そう言って、ギルド近くのお店に連れて行ってくれた。


スレイヤーが着るような戦闘系のものはなく、若い人向けのセレクトショップのようだ。驚きなのはイージーパンツやTシャツなどもあり、元の世界のアパレルショップと比べてもあまり違和感がない。


適当に服を見ていると、リルとフェリが数着の服を持ってきた。


「これ、似合うと思うから試着してみて。」


男性の服を選ぶのが好きな女の子は多い。ただし、好感を持っている相手の場合に限るが。


異性としてはともかく、二人には悪いようには思われていないようだ。


俺は彼女たちが選んだ服を試着して、サイズの合う物はすべて買うことにした。


この世界のトレンドなんかはわからないので任せた方が良い。それに、せっかく選んでもらったので、自分の好みに囚われずに着てみようと思ったのだ。

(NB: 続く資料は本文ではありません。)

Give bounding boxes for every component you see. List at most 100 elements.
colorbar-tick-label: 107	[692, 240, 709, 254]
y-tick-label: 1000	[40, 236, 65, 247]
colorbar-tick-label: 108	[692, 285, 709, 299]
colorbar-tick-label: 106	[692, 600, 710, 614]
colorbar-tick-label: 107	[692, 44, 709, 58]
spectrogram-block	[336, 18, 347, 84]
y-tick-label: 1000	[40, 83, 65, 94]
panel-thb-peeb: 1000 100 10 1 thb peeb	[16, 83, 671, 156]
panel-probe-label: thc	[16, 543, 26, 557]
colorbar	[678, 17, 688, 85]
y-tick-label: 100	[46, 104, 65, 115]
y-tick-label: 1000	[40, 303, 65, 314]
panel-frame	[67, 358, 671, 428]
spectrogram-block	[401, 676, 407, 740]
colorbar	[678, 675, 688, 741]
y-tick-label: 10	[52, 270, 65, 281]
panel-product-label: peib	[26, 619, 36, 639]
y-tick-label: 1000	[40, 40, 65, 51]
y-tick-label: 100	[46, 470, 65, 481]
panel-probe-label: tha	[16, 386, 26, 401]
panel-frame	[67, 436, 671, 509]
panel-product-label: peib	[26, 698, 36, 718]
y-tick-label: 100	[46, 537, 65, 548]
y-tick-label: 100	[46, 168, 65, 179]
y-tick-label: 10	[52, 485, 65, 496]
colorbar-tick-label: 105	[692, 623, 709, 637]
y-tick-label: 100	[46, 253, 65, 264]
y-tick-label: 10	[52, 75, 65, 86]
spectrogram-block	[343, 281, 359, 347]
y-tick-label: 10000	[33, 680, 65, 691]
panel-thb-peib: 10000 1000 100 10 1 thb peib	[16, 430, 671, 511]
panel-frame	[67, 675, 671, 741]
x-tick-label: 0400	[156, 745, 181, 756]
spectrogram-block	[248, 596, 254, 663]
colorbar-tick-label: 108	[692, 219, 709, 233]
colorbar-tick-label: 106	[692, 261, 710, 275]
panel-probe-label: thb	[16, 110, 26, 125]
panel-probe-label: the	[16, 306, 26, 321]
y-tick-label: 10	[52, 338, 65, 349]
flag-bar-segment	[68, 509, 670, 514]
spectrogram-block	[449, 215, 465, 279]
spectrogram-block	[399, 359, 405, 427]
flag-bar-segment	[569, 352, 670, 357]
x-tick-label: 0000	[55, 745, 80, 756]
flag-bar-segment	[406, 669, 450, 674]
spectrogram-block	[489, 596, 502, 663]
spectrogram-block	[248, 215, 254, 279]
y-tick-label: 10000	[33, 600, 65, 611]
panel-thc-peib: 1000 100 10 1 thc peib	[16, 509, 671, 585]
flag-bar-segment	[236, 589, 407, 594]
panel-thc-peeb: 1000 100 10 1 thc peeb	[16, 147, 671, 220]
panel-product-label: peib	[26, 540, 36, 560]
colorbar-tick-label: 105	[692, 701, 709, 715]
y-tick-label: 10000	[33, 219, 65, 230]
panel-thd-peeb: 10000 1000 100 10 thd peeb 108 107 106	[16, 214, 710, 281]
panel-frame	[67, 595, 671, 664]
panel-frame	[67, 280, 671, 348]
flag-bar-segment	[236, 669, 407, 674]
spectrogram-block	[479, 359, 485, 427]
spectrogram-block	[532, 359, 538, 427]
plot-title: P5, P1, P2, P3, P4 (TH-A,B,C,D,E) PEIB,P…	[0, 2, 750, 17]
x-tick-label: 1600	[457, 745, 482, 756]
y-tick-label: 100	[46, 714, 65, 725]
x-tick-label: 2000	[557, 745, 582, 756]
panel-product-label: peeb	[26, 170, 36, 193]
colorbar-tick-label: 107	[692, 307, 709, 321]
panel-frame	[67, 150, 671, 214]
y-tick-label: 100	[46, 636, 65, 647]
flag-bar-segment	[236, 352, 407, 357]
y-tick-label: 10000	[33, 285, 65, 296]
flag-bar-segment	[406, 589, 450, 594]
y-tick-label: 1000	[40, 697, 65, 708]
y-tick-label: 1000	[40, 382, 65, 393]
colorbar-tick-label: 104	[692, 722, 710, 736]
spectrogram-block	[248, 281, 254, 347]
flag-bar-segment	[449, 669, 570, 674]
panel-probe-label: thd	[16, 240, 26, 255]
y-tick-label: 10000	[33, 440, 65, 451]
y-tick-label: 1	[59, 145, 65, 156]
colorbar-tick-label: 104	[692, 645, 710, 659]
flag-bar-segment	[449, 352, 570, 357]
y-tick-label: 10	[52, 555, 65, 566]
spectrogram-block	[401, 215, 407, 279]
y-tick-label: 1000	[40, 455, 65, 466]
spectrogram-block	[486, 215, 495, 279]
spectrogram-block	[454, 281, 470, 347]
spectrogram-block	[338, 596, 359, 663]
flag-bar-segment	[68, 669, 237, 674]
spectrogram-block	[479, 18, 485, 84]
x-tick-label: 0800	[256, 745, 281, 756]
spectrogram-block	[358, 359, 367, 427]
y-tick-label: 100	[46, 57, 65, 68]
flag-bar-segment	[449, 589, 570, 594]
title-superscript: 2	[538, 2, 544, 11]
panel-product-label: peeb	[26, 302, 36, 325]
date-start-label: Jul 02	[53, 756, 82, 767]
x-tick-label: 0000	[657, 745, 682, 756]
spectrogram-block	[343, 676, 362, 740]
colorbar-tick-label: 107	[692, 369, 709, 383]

俺が自分たちが選んだ服を買ったことで、二人ともうれしそうにしてくれていた。


認定証を提示して会計を済ませる。ギルドと同様にカウンターに水晶があったので、同じようにかざすだけで済んだ。


インナーや靴を含めて合計12点の買い物。代金は四万ゴールドを少し上回るくらいだったので、やはり1ゴールド=1円換算くらいで良いのかもしれない。


価格価値が何となくわかれば、ボッタクリにあう心配も少なくなる。